La noble assistance de l’amphithéâtre riait d’avance de la piètre défaite de Jacques Bonhomme ; mais, dans la foule plébéienne, tous les cœurs se serrèrent avec angoisse, dans ce moment décisif. Le chevalier de Chaumontel, homme vigoureux, armé de toutes pièces, monté sur un grand cheval bardé de fer, sa longue lance en arrêt, occupait le milieu de la lice, lorsque Mazurec s’y élança pieds nus, vêtu de sa blouse et tenant à la main son bâton. À l’aspect du serf, le chevalier, qui, par mépris pour un pareil adversaire, avait dédaigné d’abaisser sa visière, piqua son cheval de l’éperon en baissant sa lance au fer acéré (elle n’était pas courtoise, celle-là), et chargea son adversaire, certain de le transpercer du premier coup et de le fouler ensuite aux pieds de son cheval. Mais Mazurec, se souvenant des avis de Mahiet, évita le coup de lance en se jetant brusquement à plat-ventre ; puis, se relevant à demi au moment où le cheval allait le broyer sous ses sabots, il lui asséna des deux mains un si violent coup de bâton sur les jambes du devant que le coursier, à cette vive atteinte, fléchit, fit un faux pas, faillit à s’abattre et ébranla son cavalier sur sa selle.

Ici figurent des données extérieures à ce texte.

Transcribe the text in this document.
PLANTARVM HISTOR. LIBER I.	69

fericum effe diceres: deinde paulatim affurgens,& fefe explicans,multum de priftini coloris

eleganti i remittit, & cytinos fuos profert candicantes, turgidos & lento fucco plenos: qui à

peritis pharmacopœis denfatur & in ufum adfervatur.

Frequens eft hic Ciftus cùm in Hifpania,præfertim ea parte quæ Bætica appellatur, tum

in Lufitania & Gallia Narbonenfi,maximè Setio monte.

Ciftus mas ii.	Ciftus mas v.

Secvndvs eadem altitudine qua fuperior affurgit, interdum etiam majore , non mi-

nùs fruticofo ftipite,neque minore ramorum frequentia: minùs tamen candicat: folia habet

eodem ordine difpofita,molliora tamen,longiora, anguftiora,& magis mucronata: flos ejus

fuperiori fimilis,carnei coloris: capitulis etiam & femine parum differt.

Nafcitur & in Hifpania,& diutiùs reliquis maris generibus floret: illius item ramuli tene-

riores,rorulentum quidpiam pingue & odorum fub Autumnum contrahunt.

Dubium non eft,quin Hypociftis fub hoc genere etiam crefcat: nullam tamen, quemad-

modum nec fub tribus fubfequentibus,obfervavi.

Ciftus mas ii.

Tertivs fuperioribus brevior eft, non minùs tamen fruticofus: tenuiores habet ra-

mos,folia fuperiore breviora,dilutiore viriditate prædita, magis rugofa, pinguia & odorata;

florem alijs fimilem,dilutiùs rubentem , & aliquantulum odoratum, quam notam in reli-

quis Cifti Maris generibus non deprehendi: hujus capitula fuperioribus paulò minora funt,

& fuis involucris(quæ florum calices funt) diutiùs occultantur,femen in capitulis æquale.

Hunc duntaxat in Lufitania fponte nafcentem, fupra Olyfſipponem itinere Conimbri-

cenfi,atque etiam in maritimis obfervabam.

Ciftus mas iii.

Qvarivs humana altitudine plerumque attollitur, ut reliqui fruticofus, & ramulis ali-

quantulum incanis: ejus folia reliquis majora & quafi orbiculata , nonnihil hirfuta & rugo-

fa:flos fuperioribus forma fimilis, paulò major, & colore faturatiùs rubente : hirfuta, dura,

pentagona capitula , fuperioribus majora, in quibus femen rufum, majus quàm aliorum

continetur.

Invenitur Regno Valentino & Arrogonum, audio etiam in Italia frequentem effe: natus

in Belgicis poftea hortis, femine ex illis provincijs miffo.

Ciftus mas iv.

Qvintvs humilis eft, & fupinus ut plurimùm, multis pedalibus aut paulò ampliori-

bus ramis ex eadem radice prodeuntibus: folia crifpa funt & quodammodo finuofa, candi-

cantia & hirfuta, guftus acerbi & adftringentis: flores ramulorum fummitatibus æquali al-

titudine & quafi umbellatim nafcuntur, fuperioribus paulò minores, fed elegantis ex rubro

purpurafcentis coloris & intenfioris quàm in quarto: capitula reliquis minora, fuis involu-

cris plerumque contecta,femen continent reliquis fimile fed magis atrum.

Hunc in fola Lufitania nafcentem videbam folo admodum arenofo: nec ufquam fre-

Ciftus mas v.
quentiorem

— Félonie, — cria le sire de Nointel avec indignation, — il est défendu de frapper aux chevaux.

— Bien touché, brave bonnet de laine, — cria le populaire palpitant d’angoisse et battant des mains, malgré la sévérité des ordonnances royales qui commandaient aux spectateurs d’un tournoi le plus profond silence.

— Hardi, Mazurec ! — crièrent aussi Mahiet et Adam-le-Diable, — courage ! assomme le noble ! tue-le !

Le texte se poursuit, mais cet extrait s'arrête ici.